A phrase I despise, “Well, that’s just semantics.”
Semantics is the study of meaning. When that phrase is used, it’s referring to lexical semantics, the meaning of words. It irritates me that semantics gets brushed off as trivial. If we can’t agree on what a word means then how do we know that we have come to any agreement on the phenomenon that we are discussing?
In the discourse about RPGs, it can be difficult to get a broad and definitive agreement on the meaning of words like “railroading” or even “role-playing game.” For those of us in the hobby of talking about RPGs online, a hobby distinct from playing RPGs, this is a massive problem.
The muddy jargon of role-playing games is also a problem for the RPG playing hobby. Professional game designers, by necessity, are a part of the discourse about games. They can’t help but bring this non-rigorous usage into their work.
Incorrect definitions can lead to games that don’t actually do what the designers intended them to do or claim they do when the games are played by customers.
Core game books, adventures, and supplements containing careless definitions have led to mainstream RPG hobbyists, i.e. gamers who have only ever played 5E, being unknowingly misinformed and unable to articulate why a certain part of their play experience is unsatisfactory.
Sincere Belief or Marketing Bullshit?
Cinematic is a word that grates on my nerves every time I hear it applied to RPGs. Some designers think they’ve designed a cinematic game and others just call their game cinematic to sell more books. It will serve as a good example of the sloppy lexicon of RPG design and theory.
Cinema is a visual medium. When you go to the cinema, you look at a screen where the events of the story unfold. What makes it cinematic is the visual presentation of the film. The cinematographer or Director of Photography on a movie set is responsible for making the film look like the director intends.
You might have some visual elements like photos or illustrations as play aids but if they aren’t moving pictures on a screen, they are not cinematic. Robin Laws and Atlas games believe (wrongly) that they have produced a cinematic role playing game called Feng Shui.
Though Feng Shui participates in the wuxia genre and may create an emotional experience similar to watching a Hong Kong action movie, the game play of the Feng Shui RPG is not cinematic.
I know, I know… that’s just semantics.
I told you in the title this was going to be pedantic. Don’t blame me, you read this far.
I’ll concede, it is easier get everyone on board with what you want to play if you just say, “We’re playing a cinematic 1980’s action hero game.” I will also concede it is effective marketing to say that Feng Shui is Hong Kong action cinema role-playing.

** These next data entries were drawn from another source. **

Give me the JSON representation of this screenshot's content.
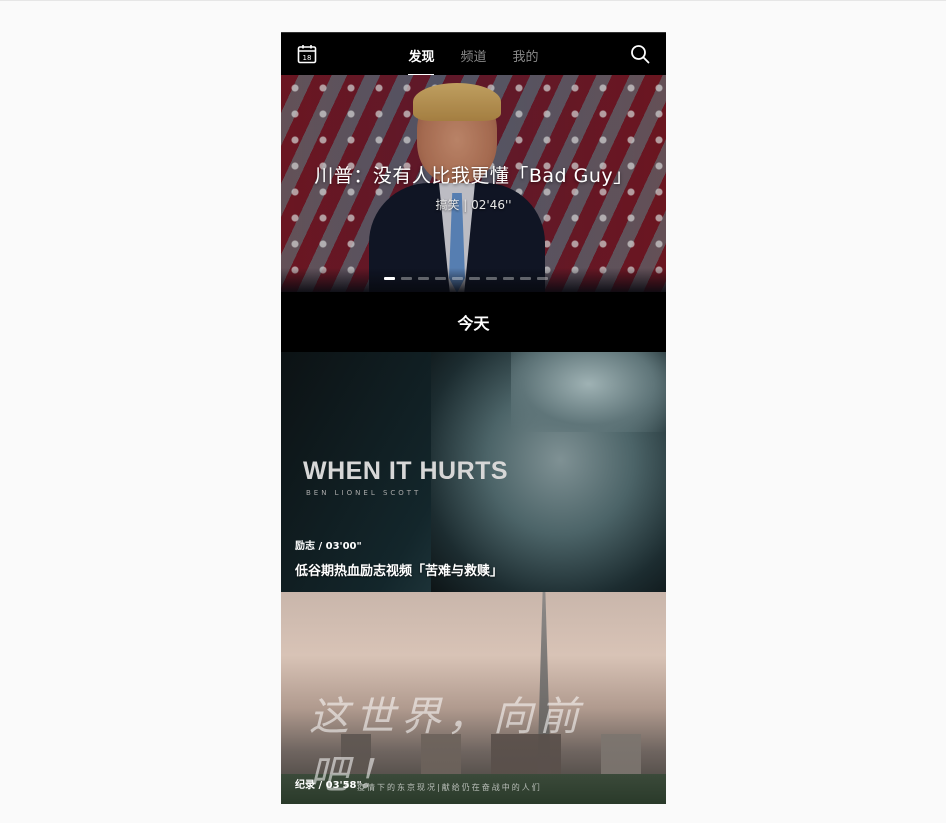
{
  "header": {
    "calendar_icon": "calendar-icon",
    "calendar_day": "18",
    "tabs": [
      {
        "label": "发现",
        "active": true
      },
      {
        "label": "频道",
        "active": false
      },
      {
        "label": "我的",
        "active": false
      }
    ],
    "search_icon": "search-icon"
  },
  "hero": {
    "title": "川普：没有人比我更懂「Bad Guy」",
    "subtitle": "搞笑 | 02'46''",
    "slide_count": 10,
    "active_slide": 1
  },
  "section": {
    "title": "今天"
  },
  "cards": [
    {
      "poster_text": "WHEN IT HURTS",
      "poster_credit": "BEN LIONEL SCOTT",
      "meta": "励志 / 03'00\"",
      "title": "低谷期热血励志视频「苦难与救赎」"
    },
    {
      "poster_text": "这世界，向前吧！",
      "poster_subtitle": "疫情下的东京现况|献给仍在奋战中的人们",
      "meta": "纪录 / 03'58\""
    }
  ],
  "colors": {
    "background": "#fafafa",
    "app_bg": "#000000",
    "active_tab": "#ffffff",
    "inactive_tab": "#8a8a8a"
  }
}
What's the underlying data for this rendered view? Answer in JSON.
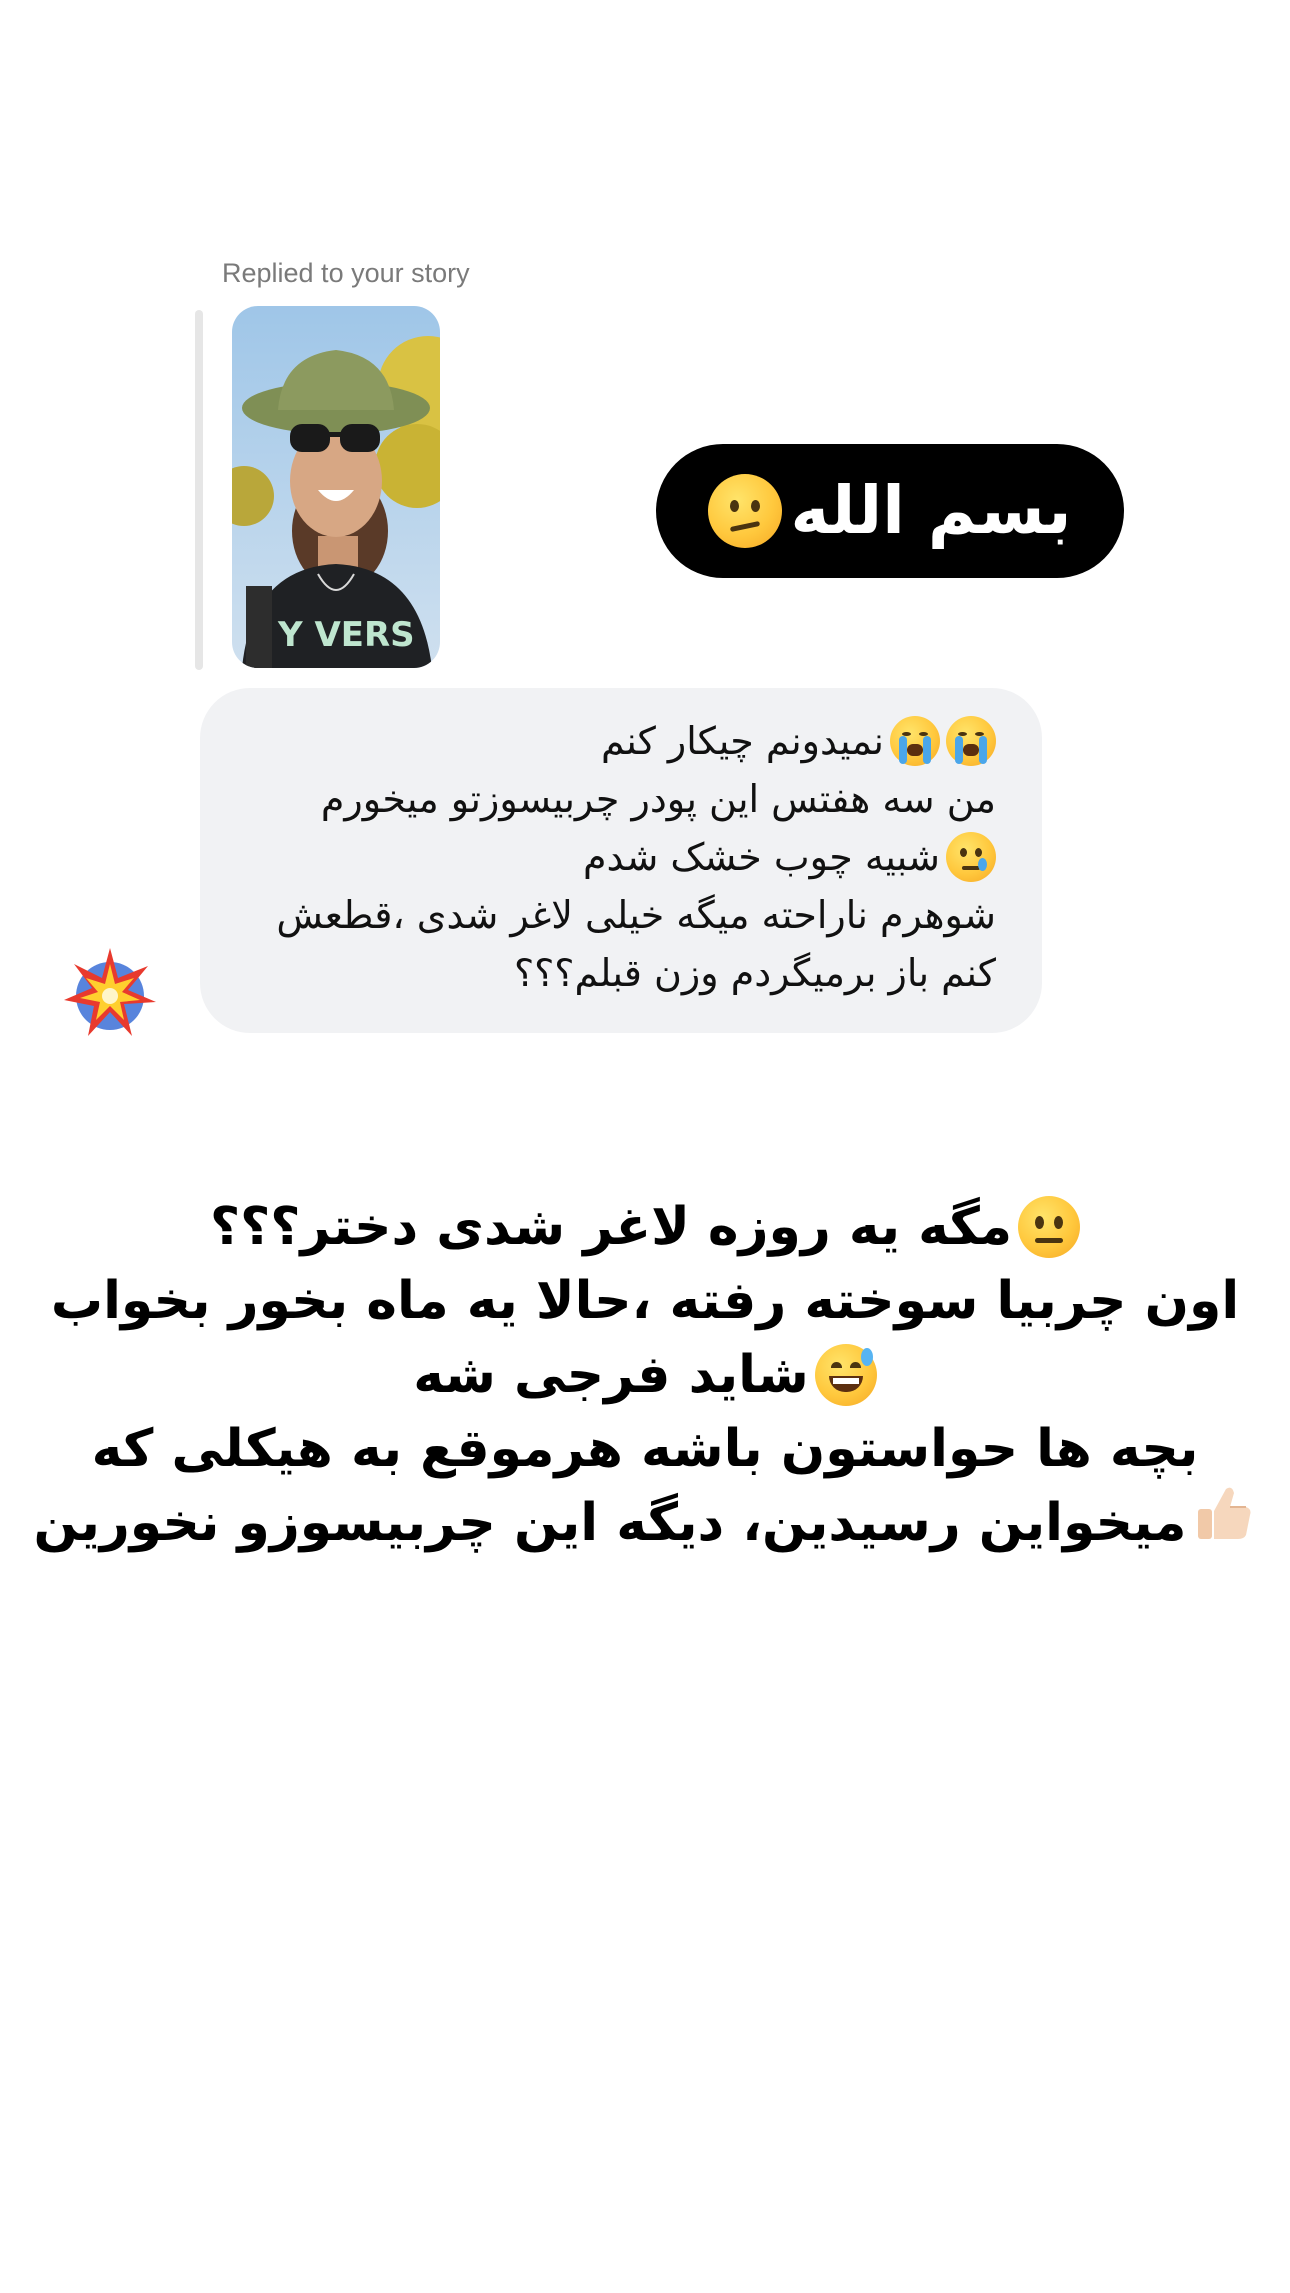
{
  "reply": {
    "label": "Replied to your story"
  },
  "sticker": {
    "text": "بسم الله",
    "emoji": "confused-face"
  },
  "message": {
    "lines": [
      {
        "text": "نمیدونم چیکار کنم",
        "emoji": "loudly-crying-face x2"
      },
      {
        "text": "من سه هفتس این پودر چربیسوزتو میخورم"
      },
      {
        "text": "شبیه چوب خشک شدم",
        "emoji": "crying-face"
      },
      {
        "text": "شوهرم ناراحته میگه خیلی لاغر شدی ،قطعش"
      },
      {
        "text": "کنم باز برمیگردم وزن قبلم؟؟؟"
      }
    ],
    "reaction": "collision-emoji"
  },
  "caption": {
    "lines": [
      {
        "text": "مگه یه روزه لاغر شدی دختر؟؟؟",
        "emoji": "neutral-face"
      },
      {
        "text": "اون چربیا سوخته رفته ،حالا یه ماه بخور بخواب"
      },
      {
        "text": "شاید فرجی شه",
        "emoji": "grinning-sweat-face"
      },
      {
        "text": "بچه ها حواستون باشه هرموقع به هیکلی که"
      },
      {
        "text": "میخواین رسیدین، دیگه این چربیسوزو نخورین",
        "emoji": "thumbs-up"
      }
    ]
  },
  "colors": {
    "background": "#ffffff",
    "bubble": "#f1f2f4",
    "sticker_bg": "#000000",
    "reply_label": "#7a7a7a"
  }
}
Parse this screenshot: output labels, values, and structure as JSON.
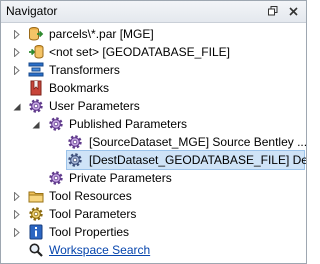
{
  "panel": {
    "title": "Navigator"
  },
  "items": [
    {
      "id": "reader",
      "label": "parcels\\*.par [MGE]",
      "icon": "reader-dataset-icon",
      "expander": "collapsed"
    },
    {
      "id": "writer",
      "label": "<not set> [GEODATABASE_FILE]",
      "icon": "writer-dataset-icon",
      "expander": "collapsed"
    },
    {
      "id": "transformers",
      "label": "Transformers",
      "icon": "transformers-icon",
      "expander": "collapsed"
    },
    {
      "id": "bookmarks",
      "label": "Bookmarks",
      "icon": "bookmarks-icon",
      "expander": "none"
    },
    {
      "id": "user-params",
      "label": "User Parameters",
      "icon": "gear-icon",
      "expander": "expanded"
    },
    {
      "id": "published-params",
      "label": "Published Parameters",
      "icon": "gear-icon",
      "expander": "expanded"
    },
    {
      "id": "source-dataset",
      "label": "[SourceDataset_MGE] Source Bentley ...",
      "icon": "gear-icon",
      "expander": "none"
    },
    {
      "id": "dest-dataset",
      "label": "[DestDataset_GEODATABASE_FILE] Des...",
      "icon": "gear-icon",
      "expander": "none",
      "selected": true
    },
    {
      "id": "private-params",
      "label": "Private Parameters",
      "icon": "gear-icon",
      "expander": "none"
    },
    {
      "id": "tool-resources",
      "label": "Tool Resources",
      "icon": "tool-resources-icon",
      "expander": "collapsed"
    },
    {
      "id": "tool-params",
      "label": "Tool Parameters",
      "icon": "gear-icon",
      "expander": "collapsed"
    },
    {
      "id": "tool-props",
      "label": "Tool Properties",
      "icon": "info-icon",
      "expander": "collapsed"
    },
    {
      "id": "workspace-search",
      "label": "Workspace Search",
      "icon": "search-icon",
      "expander": "none",
      "link": true
    }
  ]
}
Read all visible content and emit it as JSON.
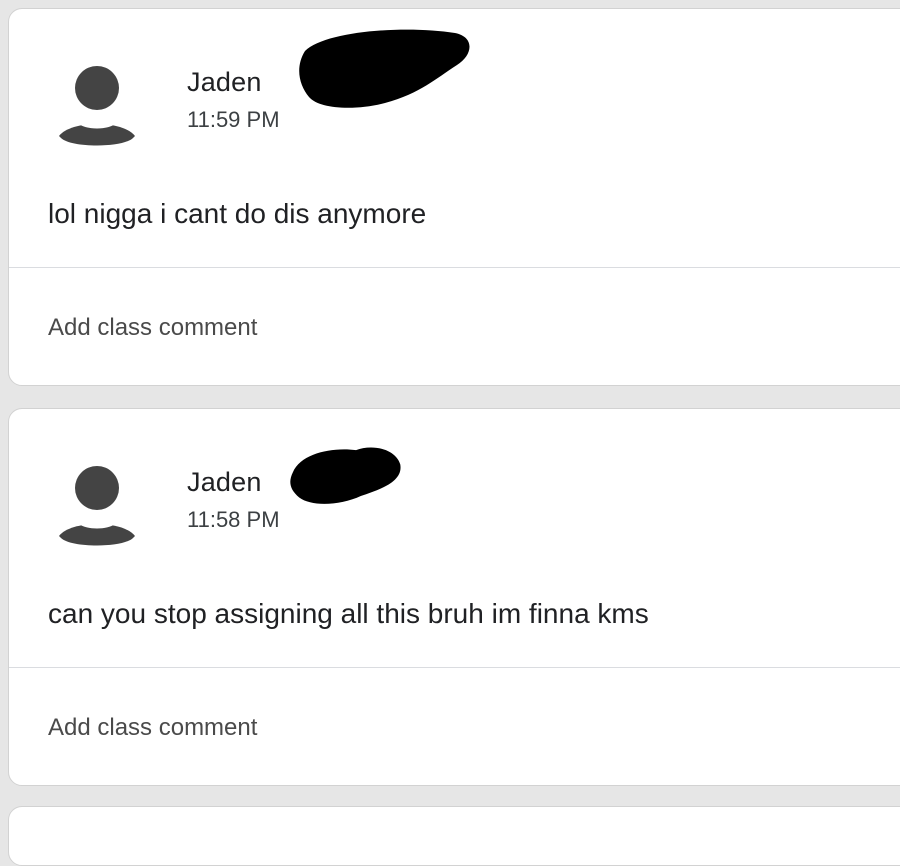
{
  "posts": [
    {
      "author": "Jaden",
      "time": "11:59 PM",
      "text": "lol nigga i cant do dis anymore",
      "comment_placeholder": "Add class comment"
    },
    {
      "author": "Jaden",
      "time": "11:58 PM",
      "text": "can you stop assigning all this bruh im finna kms",
      "comment_placeholder": "Add class comment"
    }
  ],
  "icons": {
    "avatar": "account-circle-icon",
    "redaction": "black-scribble"
  },
  "colors": {
    "background": "#e6e6e6",
    "card": "#ffffff",
    "avatar": "#444444",
    "divider": "#dadce0"
  }
}
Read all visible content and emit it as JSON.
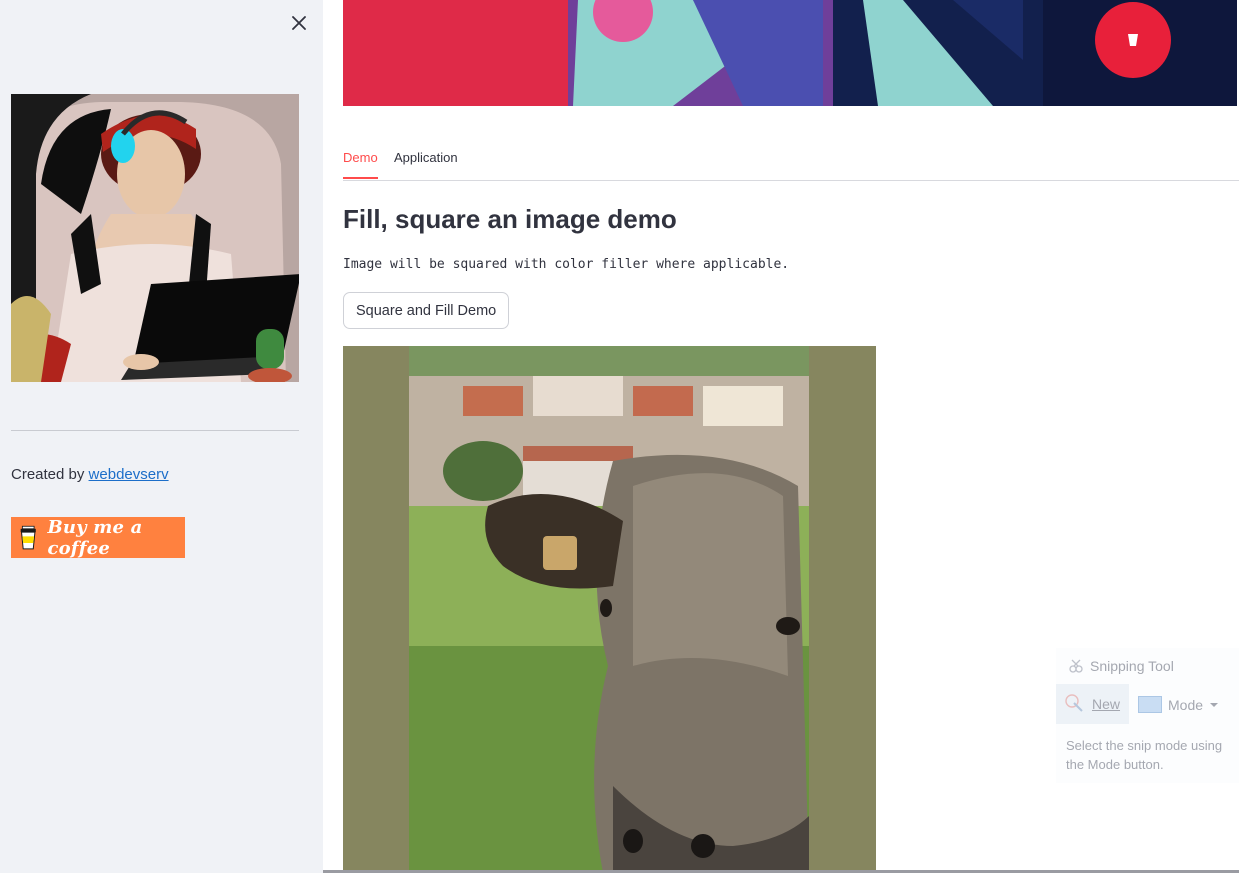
{
  "sidebar": {
    "close_icon": "close-icon",
    "created_by_prefix": "Created by ",
    "created_by_link": "webdevserv",
    "bmc_label": "Buy me a coffee"
  },
  "tabs": [
    {
      "label": "Demo",
      "active": true
    },
    {
      "label": "Application",
      "active": false
    }
  ],
  "main": {
    "title": "Fill, square an image demo",
    "code_text": "Image will be squared with color filler where applicable.",
    "demo_button": "Square and Fill Demo",
    "filler_color": "#86865f"
  },
  "snipping_tool": {
    "title": "Snipping Tool",
    "new_label": "New",
    "mode_label": "Mode",
    "help_text": "Select the snip mode using the Mode button."
  },
  "colors": {
    "accent": "#ff4b4b",
    "link": "#1c6ec9",
    "sidebar_bg": "#f0f2f6",
    "bmc_orange": "#ff813f"
  }
}
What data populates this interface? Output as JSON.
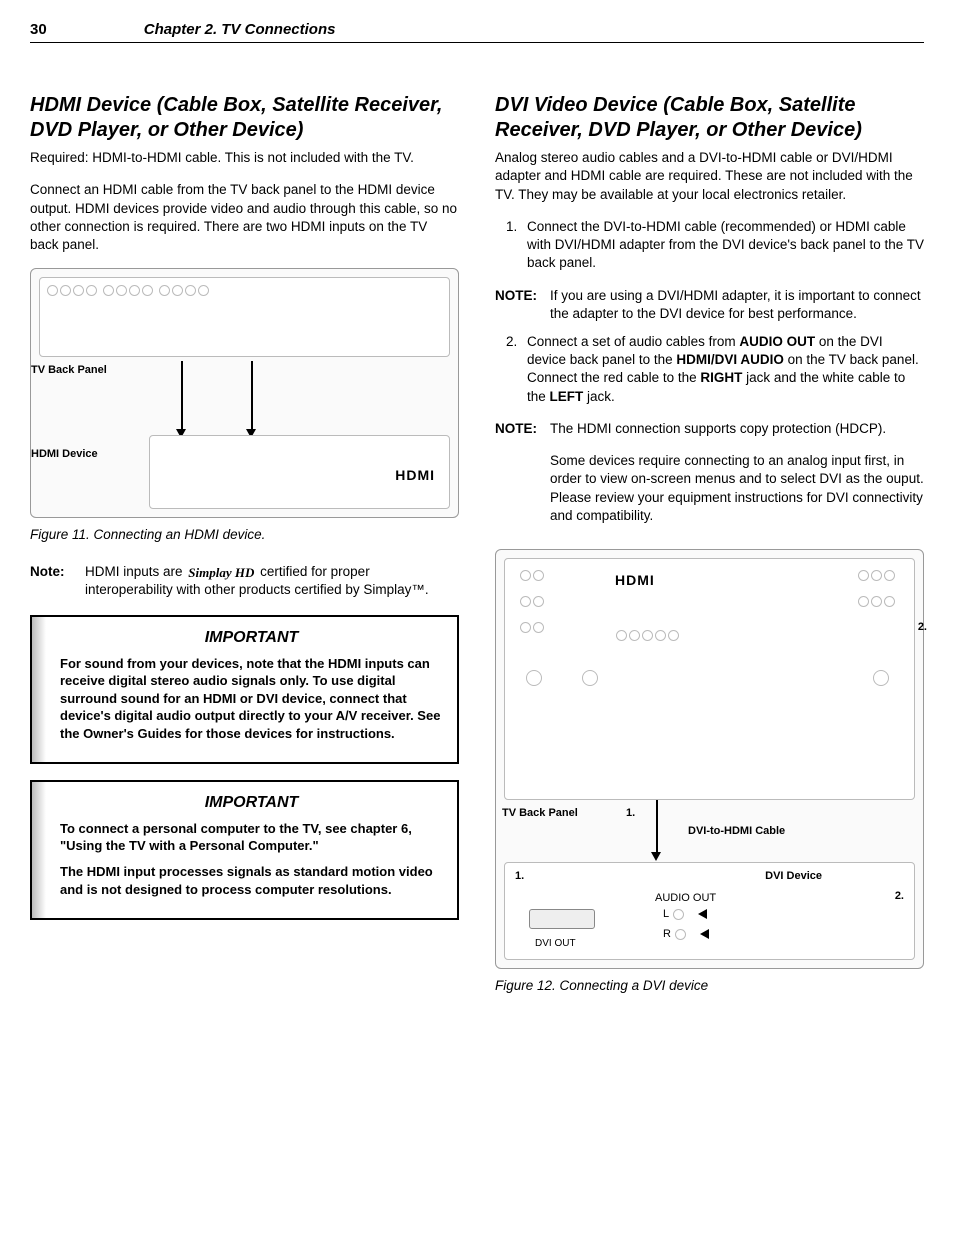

It would be more correct to say that Feng Shui is a RPG in the same genre as the Hong Kong action films, draws on those films for inspiration, and uses the same internal logic of those films which allows characters to do feats that would be impossible in the real world.
A slight distinction and probably not one most gamers care about one way or another. If you are a game designer or game scholar, accuracy is more important.

A thought experiment for the use of the word cinematic
Cinematic is a shorthand for games that have mechanics which allow player characters to successfully preform sensational combat maneuvers that are physically impossible for actual humans, car chases and stunts that would end in horrific fatalities in real life, and ignore ammunition tracking. That is what I think publishers mean when they call their games cinematic. I can’t be sure because they rarely if ever actually define what they mean by that word and just assume that anyone reading the product description knows.
“Cinematic RPG” is marketing bullshit.
There are many movie genres that could be used as a basis for a game but don’t fit the action movie definition of “cinematic”.
Let’s say a publisher tried to sell what they called a cinematic game inspired by the film Annie Hall. It’s based on a film, but Annie Hall the RPG would not fit what most gamers think of as “cinematic.” While one might come up with rules for a very strange role-playing game based on the movies of Woody Allen, it would be no more “cinematic” than a game based on an action movie genre.
If the only “cinematic” role-playing games are those that use the conceptual framework of an action hero movie then we are using an arbitrary definition. That makes the word useless for any sort of deeper analysis or criticism.
Using sloppy, inaccurate, imprecise words leads to wasted time and frustration. We have to spend a considerable amount of energy determining what the hell our counterpart in the conversation means when they use a particular term.

That’s cinematic.
Mind the adjectives
When I am reading essays in the “talking about role-playing games” hobby, I look for adjectives like cinematic or narrative preceding the word “game” or RPG. Such adjectives can be an indicator of unstated assumptions that make any conversation unfruitful until I learn what the writer meant by that adjective.
It is also useful to look out for words like that when I’m considering the purchase of a game or supplement. A game may be in a genre I like such as grimdark fantasy but when the blurb says dramatic I become wary.
I also look at my own assumptions and the meanings of words I use to think about and describe games. It has been good mental hygiene to question my assumptions about what a sandbox campaign actually is, or what it means for a game to be “old school”. I am certain I have blind spots and stinky thinking of my own to clean up.
Simply being aware that the words we use might not mean what we think they mean can help us to avoid a classic blunder or two in our game designs or game mastering.